Fertility issues can feel like the loneliest place in the world, but the truth is that they’re extremely common. An estimated 15% of couples experience difficulty conceiving. And among at least one third of those couples, the fertility issues stem from the male partner.

We think it’s high time we open the conversation around fertility to include men, so that male partners feel equipped to navigate any fertility challenges they may encounter. With all the stress and frustration that fertility issues can bring to a couple trying to conceive, the stigma around infertility only serves to compound it.

Here are the top things you need to know around male fertility.

What causes male infertility?

First off, it’s important not to blame yourself or your partner for infertility. These things tend to be somewhat out of our control, and the blame game won’t make things easier. 
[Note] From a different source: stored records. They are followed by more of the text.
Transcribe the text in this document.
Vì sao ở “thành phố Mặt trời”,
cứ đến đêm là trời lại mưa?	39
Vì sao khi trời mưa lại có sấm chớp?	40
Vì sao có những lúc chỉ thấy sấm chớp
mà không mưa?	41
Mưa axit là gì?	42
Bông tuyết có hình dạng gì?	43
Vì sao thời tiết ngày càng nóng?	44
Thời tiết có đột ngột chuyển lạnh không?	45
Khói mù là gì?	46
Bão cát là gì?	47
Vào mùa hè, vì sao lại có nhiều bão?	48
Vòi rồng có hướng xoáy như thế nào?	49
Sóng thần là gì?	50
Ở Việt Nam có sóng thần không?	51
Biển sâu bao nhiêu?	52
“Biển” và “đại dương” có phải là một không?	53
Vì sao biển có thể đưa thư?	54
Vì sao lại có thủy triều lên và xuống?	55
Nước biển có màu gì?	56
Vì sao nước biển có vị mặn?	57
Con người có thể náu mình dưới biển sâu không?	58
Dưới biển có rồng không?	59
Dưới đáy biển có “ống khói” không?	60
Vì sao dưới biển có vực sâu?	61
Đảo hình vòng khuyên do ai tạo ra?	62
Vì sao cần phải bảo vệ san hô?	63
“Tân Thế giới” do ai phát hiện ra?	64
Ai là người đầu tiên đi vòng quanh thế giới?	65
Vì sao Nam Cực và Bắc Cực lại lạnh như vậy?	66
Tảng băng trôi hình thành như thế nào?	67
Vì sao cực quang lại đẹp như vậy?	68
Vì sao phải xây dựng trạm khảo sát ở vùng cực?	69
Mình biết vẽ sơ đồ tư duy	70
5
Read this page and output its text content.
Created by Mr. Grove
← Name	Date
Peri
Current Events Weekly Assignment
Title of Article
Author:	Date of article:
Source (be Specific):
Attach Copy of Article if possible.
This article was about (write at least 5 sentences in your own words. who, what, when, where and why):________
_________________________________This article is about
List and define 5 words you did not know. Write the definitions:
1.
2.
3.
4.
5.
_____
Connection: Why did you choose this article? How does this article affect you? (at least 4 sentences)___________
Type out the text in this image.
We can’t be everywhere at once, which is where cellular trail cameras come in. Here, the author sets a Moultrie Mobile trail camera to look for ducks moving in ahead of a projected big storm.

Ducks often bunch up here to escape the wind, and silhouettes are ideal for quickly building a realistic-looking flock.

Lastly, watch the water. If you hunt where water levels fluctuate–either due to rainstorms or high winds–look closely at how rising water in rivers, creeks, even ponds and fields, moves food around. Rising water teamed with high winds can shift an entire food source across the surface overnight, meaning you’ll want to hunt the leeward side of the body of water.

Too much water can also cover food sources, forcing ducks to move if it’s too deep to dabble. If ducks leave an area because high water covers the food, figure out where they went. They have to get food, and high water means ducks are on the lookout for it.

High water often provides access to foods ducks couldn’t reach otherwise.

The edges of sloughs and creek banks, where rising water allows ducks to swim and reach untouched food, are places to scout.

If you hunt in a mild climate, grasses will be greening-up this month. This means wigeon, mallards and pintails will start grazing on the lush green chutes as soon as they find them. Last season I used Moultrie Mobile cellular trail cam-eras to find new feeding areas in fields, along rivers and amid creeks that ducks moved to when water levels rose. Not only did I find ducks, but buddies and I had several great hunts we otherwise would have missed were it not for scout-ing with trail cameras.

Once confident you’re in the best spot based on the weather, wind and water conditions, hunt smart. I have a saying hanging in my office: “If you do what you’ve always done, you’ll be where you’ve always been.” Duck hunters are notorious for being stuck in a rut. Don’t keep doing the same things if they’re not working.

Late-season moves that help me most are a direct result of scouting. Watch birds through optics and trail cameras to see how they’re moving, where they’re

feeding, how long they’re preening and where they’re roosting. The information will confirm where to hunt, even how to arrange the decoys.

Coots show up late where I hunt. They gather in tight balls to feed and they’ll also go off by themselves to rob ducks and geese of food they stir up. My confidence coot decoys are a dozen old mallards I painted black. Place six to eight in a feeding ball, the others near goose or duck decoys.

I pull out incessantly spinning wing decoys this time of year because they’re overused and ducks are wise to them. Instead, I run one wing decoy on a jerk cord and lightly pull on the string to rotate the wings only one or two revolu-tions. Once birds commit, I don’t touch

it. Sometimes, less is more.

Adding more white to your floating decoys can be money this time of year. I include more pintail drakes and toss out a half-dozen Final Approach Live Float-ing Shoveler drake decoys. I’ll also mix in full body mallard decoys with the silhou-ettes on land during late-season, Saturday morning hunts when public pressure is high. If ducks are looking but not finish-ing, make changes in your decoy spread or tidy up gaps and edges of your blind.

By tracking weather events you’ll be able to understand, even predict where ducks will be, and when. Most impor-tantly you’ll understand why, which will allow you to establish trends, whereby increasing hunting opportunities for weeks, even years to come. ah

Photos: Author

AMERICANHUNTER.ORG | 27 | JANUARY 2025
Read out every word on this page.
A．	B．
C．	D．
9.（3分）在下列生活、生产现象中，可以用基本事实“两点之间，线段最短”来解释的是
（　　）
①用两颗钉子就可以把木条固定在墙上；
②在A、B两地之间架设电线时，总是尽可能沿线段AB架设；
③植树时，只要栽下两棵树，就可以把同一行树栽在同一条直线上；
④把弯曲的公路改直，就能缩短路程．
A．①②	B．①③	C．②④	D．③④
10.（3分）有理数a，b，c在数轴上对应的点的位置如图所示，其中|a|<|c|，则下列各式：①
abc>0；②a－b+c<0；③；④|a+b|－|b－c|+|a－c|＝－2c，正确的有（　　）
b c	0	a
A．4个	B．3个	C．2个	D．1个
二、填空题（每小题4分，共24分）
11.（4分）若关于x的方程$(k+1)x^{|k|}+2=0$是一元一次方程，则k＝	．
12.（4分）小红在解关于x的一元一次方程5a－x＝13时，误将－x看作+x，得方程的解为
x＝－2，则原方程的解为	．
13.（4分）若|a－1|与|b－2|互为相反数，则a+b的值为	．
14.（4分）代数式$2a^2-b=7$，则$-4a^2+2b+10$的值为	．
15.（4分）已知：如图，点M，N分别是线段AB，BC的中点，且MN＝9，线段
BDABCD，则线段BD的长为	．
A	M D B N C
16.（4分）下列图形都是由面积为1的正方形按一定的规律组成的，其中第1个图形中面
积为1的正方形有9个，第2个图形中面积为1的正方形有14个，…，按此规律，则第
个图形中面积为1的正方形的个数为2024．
There are numerous causes of male infertility and they run the gamut. We’re going to focus on the most common cases:

  • Low sperm count — this is far and away the most common cause. Studies have shown that sperm counts are gradually falling lower and lower. We’re not quite at a stage of crisis, but it is an important population trend to be aware of.
  • Age — it’s a myth that only women are on a biological clock. Age impacts male fertility, as well. Older men carry a higher risk of carrying sperm with DNA damage. This isn’t to say that men of a certain age can no longer have children, but rather it carries more risk and can become more difficult.
  • Diet and lifestyle — in the same way that women prepare for pregnancy by taking supplements, adjusting their nutrition plans, etc., men can also prepare for conception to help avoid potential fertility issues. Studies have shown that smoking, heavy drinking, stress, lack of sleep, and obesity have all been linked to male infertility.

How do you know if you’re infertile?

Infertility is defined as not being able to achieve a pregnancy after at least one year of regular, unprotected sex (or six months if one or both partners are over the age of 35). Of course, you can seek an evaluation at any time. And that’s the fastest and most reliable way to learn more about your body’s fertility. If you’re experiencing infertility, it’s a good idea for both partners to get evaluated.

How is male infertility evaluated?

A urologist or fertility specialist will likely do an analysis of your sperm count. If the counts are low, you’ll most likely do a second test a few weeks later, as sperm counts fluctuate.

In over 20% of cases, the cause of male infertility cannot be identified even after a sperm count analysis. If you fall under one of these cases, it can be frustrating, but there are options, such as: I.V.F. (in vitro fertilization, where an egg is fertilized with sperm and then planted into the uterus) or I.C.S.I. (intracytoplasmic sperm injection, where sperm is injected into an egg and transferred to the womb).

What’s good for your fertility is good for you

It may seem like a lot of work to prepare for conception — eating better, making healthier lifestyle choices, getting adequate sleep, reducing stress. But the good news is that all of these choices contribute to a healthier life. If you’re having trouble conceiving, remember that you’re not alone and there many different ways to address fertility issues. You can only control what’s in your control.